It is our opinion that the motions for a new trial based upon private conversations between excused juror No. 12, Miss Boyle, and juror No. 11, Miss Perry, as communicated to two other jurors, John Deiger and Mary Fagan, should be denied. United States v. Brasco, supra, 516 F.2d at 819.
ADDITIONAL ARGUMENTS OF DEFENDANT SCOLIERI
ADMISSIBILITY OF DOCUMENTS FROM INSURANCE COMPANY FILES
Scolieri argues that the records of St. Paul were inadmissible in evidence as they violated the hearsay rule.
Title 28 U.S.C.A. § 1732 makes admissible in all judicial proceedings civil or criminal, records made in and pertaining to the regular course of business. Wheeler v. United States, 93 U.S. App. D.C. 159, 211 F.2d 19, 23 (1953). All other circumstances of the making of such writing or record, including the lack of personal knowledge of the entrant or maker, may be shown to affect its weight, but they shall not affect its admissibility. Landay v. United States, 108 F.2d 698, 705 (6th Cir. 1939).
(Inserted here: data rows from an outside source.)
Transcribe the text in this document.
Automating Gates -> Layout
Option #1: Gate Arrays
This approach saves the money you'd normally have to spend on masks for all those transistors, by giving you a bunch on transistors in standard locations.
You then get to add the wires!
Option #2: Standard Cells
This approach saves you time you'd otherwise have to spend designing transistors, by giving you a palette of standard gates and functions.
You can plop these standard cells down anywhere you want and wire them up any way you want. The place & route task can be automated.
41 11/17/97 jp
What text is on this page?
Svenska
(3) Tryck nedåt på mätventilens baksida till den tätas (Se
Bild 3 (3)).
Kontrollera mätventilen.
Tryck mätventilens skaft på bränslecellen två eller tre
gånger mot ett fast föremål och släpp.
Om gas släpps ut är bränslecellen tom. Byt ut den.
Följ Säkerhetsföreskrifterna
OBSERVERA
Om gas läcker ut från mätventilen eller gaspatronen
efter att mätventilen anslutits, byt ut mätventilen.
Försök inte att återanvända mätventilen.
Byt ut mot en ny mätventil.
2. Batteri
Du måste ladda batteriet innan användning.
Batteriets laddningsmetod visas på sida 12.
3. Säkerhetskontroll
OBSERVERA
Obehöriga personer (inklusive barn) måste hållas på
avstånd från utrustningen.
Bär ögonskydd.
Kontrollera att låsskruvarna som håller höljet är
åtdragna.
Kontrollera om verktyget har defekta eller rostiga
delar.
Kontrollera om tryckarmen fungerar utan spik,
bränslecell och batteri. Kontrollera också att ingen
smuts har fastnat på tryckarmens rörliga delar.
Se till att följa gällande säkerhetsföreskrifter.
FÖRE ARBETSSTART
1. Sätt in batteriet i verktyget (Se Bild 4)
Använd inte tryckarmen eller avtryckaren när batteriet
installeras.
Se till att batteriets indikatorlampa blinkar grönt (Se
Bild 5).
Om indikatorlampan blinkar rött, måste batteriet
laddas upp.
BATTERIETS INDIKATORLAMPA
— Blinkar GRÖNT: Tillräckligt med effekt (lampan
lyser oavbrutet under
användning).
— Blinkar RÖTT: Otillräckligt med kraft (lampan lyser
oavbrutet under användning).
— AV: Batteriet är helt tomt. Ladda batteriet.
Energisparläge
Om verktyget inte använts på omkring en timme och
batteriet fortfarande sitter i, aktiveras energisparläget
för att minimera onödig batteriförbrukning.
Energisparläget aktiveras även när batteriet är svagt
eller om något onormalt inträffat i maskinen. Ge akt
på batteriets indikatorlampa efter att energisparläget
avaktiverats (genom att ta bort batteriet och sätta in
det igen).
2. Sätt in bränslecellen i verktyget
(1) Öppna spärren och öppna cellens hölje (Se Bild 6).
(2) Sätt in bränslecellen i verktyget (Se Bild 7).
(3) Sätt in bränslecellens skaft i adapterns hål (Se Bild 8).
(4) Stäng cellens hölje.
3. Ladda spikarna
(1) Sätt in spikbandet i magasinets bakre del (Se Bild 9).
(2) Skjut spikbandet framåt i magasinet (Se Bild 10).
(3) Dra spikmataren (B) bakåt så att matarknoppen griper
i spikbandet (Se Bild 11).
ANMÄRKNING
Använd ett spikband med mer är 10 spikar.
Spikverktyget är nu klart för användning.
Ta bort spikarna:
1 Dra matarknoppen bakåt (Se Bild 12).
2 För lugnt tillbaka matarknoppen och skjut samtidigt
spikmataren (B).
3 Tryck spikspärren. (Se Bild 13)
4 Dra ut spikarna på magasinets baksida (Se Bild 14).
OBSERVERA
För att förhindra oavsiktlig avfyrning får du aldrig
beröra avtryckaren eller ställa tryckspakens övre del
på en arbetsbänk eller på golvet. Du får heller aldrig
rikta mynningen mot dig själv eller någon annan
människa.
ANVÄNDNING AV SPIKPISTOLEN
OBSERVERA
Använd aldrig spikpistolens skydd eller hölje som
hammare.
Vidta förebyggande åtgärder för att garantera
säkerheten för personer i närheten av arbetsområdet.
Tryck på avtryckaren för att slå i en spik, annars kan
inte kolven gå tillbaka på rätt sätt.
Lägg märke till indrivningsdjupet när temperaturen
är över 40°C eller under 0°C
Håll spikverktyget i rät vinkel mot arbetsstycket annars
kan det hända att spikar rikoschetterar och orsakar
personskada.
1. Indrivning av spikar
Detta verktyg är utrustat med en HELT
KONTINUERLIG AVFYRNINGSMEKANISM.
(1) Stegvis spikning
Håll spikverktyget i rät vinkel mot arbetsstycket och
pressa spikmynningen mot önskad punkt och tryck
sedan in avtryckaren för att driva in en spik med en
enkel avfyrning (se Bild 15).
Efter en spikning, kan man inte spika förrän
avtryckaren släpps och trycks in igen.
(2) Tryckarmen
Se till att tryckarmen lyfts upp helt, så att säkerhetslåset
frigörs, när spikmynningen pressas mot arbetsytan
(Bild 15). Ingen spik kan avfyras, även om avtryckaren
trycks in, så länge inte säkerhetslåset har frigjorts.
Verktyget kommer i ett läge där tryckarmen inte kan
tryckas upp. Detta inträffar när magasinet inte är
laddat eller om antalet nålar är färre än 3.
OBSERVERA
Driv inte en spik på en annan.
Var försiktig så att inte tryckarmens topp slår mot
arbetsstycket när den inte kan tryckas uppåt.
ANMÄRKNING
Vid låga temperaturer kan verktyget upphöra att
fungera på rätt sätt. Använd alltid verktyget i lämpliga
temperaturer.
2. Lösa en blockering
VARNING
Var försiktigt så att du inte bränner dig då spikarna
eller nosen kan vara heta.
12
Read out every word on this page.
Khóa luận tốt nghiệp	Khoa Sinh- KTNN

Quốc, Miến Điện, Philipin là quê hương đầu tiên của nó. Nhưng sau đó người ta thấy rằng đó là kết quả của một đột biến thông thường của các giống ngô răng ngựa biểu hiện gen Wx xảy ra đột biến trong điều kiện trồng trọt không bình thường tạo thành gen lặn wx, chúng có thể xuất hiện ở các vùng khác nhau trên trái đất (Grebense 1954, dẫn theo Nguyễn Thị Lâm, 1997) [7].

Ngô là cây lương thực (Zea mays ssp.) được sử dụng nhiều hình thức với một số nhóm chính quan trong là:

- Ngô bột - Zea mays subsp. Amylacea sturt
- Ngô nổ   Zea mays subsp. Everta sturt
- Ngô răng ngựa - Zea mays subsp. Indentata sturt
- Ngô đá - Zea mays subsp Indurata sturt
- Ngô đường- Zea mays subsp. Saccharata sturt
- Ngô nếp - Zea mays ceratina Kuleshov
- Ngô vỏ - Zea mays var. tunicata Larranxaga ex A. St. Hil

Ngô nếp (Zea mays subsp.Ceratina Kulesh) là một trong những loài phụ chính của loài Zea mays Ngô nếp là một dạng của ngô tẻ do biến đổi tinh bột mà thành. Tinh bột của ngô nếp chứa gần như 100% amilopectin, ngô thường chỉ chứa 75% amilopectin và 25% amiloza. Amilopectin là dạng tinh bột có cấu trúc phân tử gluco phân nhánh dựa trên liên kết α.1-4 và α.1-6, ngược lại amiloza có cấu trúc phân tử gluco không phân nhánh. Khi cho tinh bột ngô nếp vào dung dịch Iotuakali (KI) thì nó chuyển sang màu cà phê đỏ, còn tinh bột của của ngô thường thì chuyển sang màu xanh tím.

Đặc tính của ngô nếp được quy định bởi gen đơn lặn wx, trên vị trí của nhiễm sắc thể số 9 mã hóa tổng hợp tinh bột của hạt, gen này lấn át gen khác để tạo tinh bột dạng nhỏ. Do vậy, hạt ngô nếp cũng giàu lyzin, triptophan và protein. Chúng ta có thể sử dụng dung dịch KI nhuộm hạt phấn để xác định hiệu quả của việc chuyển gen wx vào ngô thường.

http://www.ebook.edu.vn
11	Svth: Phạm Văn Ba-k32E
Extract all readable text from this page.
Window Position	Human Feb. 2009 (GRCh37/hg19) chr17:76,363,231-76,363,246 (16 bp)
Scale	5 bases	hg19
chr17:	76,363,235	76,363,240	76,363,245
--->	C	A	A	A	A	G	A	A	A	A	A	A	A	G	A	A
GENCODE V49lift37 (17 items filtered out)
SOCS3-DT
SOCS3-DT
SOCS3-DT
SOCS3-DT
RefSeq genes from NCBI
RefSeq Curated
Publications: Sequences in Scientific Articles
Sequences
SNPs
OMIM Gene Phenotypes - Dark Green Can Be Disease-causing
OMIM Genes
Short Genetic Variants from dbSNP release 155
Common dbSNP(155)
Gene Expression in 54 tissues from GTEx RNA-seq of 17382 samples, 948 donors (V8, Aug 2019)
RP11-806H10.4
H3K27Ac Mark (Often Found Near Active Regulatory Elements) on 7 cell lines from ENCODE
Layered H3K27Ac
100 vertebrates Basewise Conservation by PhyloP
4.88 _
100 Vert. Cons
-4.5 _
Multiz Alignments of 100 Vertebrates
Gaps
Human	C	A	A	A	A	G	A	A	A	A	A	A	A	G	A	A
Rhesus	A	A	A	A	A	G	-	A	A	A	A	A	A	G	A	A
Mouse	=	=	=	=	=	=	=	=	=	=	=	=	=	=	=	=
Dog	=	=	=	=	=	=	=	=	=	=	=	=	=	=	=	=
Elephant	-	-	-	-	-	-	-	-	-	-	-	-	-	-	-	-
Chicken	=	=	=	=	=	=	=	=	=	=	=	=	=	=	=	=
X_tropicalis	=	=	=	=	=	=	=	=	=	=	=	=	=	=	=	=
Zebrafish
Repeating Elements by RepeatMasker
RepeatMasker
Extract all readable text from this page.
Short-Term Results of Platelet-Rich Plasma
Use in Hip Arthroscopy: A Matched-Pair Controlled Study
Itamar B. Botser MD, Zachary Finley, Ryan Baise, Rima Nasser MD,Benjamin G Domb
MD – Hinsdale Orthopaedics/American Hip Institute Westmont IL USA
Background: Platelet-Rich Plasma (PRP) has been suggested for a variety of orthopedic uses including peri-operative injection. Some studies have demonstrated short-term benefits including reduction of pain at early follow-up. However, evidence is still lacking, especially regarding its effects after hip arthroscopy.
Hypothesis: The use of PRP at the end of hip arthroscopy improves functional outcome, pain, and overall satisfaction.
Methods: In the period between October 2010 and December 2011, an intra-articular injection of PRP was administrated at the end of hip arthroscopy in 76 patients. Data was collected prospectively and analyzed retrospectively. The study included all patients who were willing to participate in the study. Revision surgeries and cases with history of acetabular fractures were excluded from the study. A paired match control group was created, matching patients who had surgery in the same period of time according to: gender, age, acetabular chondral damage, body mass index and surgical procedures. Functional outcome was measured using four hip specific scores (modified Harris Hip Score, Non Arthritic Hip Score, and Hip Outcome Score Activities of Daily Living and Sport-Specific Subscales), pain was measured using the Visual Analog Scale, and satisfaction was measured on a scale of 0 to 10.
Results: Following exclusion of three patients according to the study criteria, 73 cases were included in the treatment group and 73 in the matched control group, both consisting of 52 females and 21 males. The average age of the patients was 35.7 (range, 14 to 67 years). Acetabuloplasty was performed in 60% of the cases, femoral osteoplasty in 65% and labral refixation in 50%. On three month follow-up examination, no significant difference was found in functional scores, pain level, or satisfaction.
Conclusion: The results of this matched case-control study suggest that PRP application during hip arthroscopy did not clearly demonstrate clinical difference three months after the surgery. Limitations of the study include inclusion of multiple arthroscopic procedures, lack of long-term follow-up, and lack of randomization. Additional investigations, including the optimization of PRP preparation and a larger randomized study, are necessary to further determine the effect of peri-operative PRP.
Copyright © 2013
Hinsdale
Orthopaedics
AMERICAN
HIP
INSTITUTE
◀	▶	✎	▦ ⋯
Rule 803(6), Federal Rules of Evidence, specifically provides that business records collected in the regular course of business are not excluded by the hearsay rule.
The exhibits admitted in this case were identified by the custodian of the records and the business procedure used in the development of the records was fully presented. See Rule 901, Federal Rules of Evidence.
We think the St. Paul records were admissible.
THE COURT'S ALLEGED FAILURE TO CHARGE ON COLLATERAL MAILINGS
Scolieri argues that he was prejudiced by the failure to charge as he requested with respect to collateral mailings. We think the charge accurately stated the law and left to the jury the issue of whether the specified mailings were in furtherance of an essential part of the fraudulent scheme.
SUFFICIENCY OF THE MAILINGS
Scolieri argues that the mailings identified in the substantive counts were collateral to the scheme. The court dismissed five counts it thought were collateral. The remaining thirteen substantive counts were the subject of testimony and the facts so established provided an adequate basis for a finding by the jury that the mailings were in furtherance of an essential part in the execution of the fraudulent scheme. Pereira v. United States, supra.
THE COURT'S CHARGE ON ACCOMPLICE TESTIMONY
Scolieri relies on Cool v. United States, 409 U.S. 100, 93 S. Ct. 354, 34 L. Ed. 2d 335 (1972), as authority that the instructions were erroneous with respect to testimony of an accomplice. The prosecution called accomplices Cherubin, Ferris and Richmond to testify for the prosecution. Scolieri did not call an "accomplice" to testify in his behalf. Dr. Shapiro, Adams and Crivelli testified in their own behalf and they were defendants, not accomplices. Cf. United States v. Sweeney, 532 F.2d 747 (3rd Cir. 1976). We think the accomplice charge was correct.
BROADENING THE INDICTMENT
We see no merit in Scolieri's argument that the court broadened the indictment by reading the statutes involved to the jury. The specific offenses charged were clearly identified and their elements stated.
ADDITIONAL ARGUMENTS OF DEFENDANT CRIVELLI
FAILURE OF COURT TO GIVE REQUESTED INSTRUCTION IN POINT NO. 13
Crivelli alleges error in that the court failed to instruct the jury according to Crivelli's point for charge No. 13 which was affirmed.
Counsel for Crivelli argued the substance of the point to the jury as he had a right to do.
Point 13 reads as follows:
"13. You are instructed that defendant Crivelli has not been charged by the government, in its indictment, with participating in the alleged mail fraud conspiracy by virtue of the fact that Crivelli Chevrolet repaired defendant Scolieri's automobile. Although documents and testimony have been admitted into evidence relating to the repair of Scolieri's automobile, you are instructed not to consider this evidence in your determination relative to defendant Crivelli's innocence or guilt, but you may consider it relative to the government's contentions against other defendants."
During the trial on September 19th after the noon recess, at Crivelli's request, the court gave the following limiting instruction:
"Well ladies and gentlemen of the jury, Exhibit 8E has been admitted into evidence, Government's Exhibit 8E has been admitted in evidence, being an estimate of Crivelli Chevrolet for repairing a Chevrolet Coupe, and that exhibit has been admitted, but has not been admitted and has no bearing in the case of the government against Mr. Anthony Crivelli, Sr., because the government has not charged Anthony Crivelli, Sr., with submitting a false estimate for repairs, and he has not been charged with submitting any kind of repair bill. So although the exhibit is in evidence, it is no evidence against Anthony Crivelli, Sr. Is that satisfactory Mr. Martin?